JUSTICE INFO : Quelle est votre réaction à l’annonce de la création d’un tribunal pour le crime d’agression par le biais d’un accord entre l’Ukraine et le Conseil de l’Europe ?
MARIEKE DE HOON : L’important dans la discussion a toujours été de savoir s’il s’agira d’un tribunal international ou d’un tribunal relevant de la juridiction ukrainienne ? Ce point est extrêmement important en raison de la question de l’immunité. Le crime d’agression constitue un crime de leadership, ce qui signifie qu’il se concentre sur ceux qui sont au pouvoir, politiquement ou militairement, pour décider de planifier, de préparer et d’exécuter le crime d’agression. En l’occurrence le président russe Vladimir Poutine, le ministre des Affaires étrangères Serguei Lavrov et le ministre de la Défense Sergueï Shoïgu. Ici, Poutine et Lavrov tomberaient sous le coup de ce que l’on appelle « l’immunité du chef d’État ». Cette immunité est traditionnellement reconnue par le droit international, mais probablement pas devant un tribunal international. Cependant, nous disposons de très peu de jurisprudence sur les critères de leadership et sur ce que signifient exactement la préparation, la planification, l’exécution, etc. De nombreux autres responsables ont été impliqués dans la planification d’opérations militaires qui pourraient relever du crime d’agression. Par exemple, l’opération militaire passant par le Belarus pour attaquer l’Ukraine. La question est donc de savoir s’il s’agira d’un tribunal national, ukrainien, éventuellement soutenu par d’autres États, ou s’il s’agira d’un tribunal international.
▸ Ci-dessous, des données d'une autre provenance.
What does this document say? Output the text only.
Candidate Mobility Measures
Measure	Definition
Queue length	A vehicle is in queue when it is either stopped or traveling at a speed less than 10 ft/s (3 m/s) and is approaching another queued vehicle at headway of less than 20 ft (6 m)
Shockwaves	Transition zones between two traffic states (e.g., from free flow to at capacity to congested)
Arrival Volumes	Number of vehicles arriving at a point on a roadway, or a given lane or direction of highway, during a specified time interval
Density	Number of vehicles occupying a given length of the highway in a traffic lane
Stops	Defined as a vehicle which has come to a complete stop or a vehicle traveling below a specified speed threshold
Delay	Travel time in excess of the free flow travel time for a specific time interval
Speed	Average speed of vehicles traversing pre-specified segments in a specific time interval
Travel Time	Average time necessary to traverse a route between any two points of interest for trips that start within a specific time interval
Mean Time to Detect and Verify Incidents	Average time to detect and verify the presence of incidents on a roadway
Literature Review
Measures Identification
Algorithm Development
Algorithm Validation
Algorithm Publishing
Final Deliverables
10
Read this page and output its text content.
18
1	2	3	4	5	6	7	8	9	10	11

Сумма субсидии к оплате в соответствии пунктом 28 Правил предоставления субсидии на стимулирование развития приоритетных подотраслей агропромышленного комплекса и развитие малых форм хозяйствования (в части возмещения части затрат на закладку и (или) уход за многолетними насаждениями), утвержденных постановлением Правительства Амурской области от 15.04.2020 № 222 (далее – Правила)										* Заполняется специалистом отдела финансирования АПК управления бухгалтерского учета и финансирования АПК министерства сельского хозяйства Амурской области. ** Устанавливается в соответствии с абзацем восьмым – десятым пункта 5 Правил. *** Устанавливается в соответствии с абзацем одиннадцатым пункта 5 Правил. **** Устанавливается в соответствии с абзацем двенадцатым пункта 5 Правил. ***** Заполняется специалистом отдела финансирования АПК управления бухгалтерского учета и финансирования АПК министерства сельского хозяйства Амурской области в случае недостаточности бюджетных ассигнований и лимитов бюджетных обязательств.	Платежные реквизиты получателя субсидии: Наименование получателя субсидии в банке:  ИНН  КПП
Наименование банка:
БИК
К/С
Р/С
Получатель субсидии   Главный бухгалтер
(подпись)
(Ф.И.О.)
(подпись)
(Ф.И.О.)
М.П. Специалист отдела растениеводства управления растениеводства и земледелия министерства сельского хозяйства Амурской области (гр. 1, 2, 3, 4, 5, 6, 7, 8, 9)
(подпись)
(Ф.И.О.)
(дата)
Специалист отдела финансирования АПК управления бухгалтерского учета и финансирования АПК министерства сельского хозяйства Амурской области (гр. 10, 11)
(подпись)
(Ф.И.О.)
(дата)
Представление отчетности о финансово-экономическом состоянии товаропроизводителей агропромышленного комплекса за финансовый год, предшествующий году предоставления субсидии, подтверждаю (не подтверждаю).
L’un des Ukrainiens participant aux négociations m’a dit : « Ce n’est pas un tribunal ukrainien. Il a été créé sur la base d’un accord bilatéral avec le Conseil de l’Europe, il a une personnalité juridique internationale et applique le droit international. » Dans quelle mesure ce tribunal serait-il donc international ?
Je pense que la voie idéale pour ceux qui veulent qu’il soit reconnu comme un tribunal international – maintenant qu’il est établi par un accord entre l’Ukraine et le Conseil de l’Europe - est, espérons-le, que beaucoup d’autres États rejoignent ce tribunal, le reconnaissent ou en deviennent membres. C’est ce qui s’est passé avec le Tribunal de Nuremberg. Le Tribunal de Nuremberg a d’abord été créé par quatre États vainqueurs, mais 19 autres États y ont rapidement adhéré et, par la suite, l’Assemblée générale des Nations unies a adopté une résolution visant à le reconnaître. Je pense que c’est la meilleure voie à suivre, étant donné qu’il est établi en vertu du droit ukrainien et qu’il bénéficie déjà de l’aura internationale régionale du Conseil de l’Europe. Pour l’instant, il ne semble pas avoir la majorité des deux tiers requise à l’Assemblée générale des Nations unies, car la Russie est un acteur important dans le monde et de nombreux États estiment que cette guerre n’est pas la leur.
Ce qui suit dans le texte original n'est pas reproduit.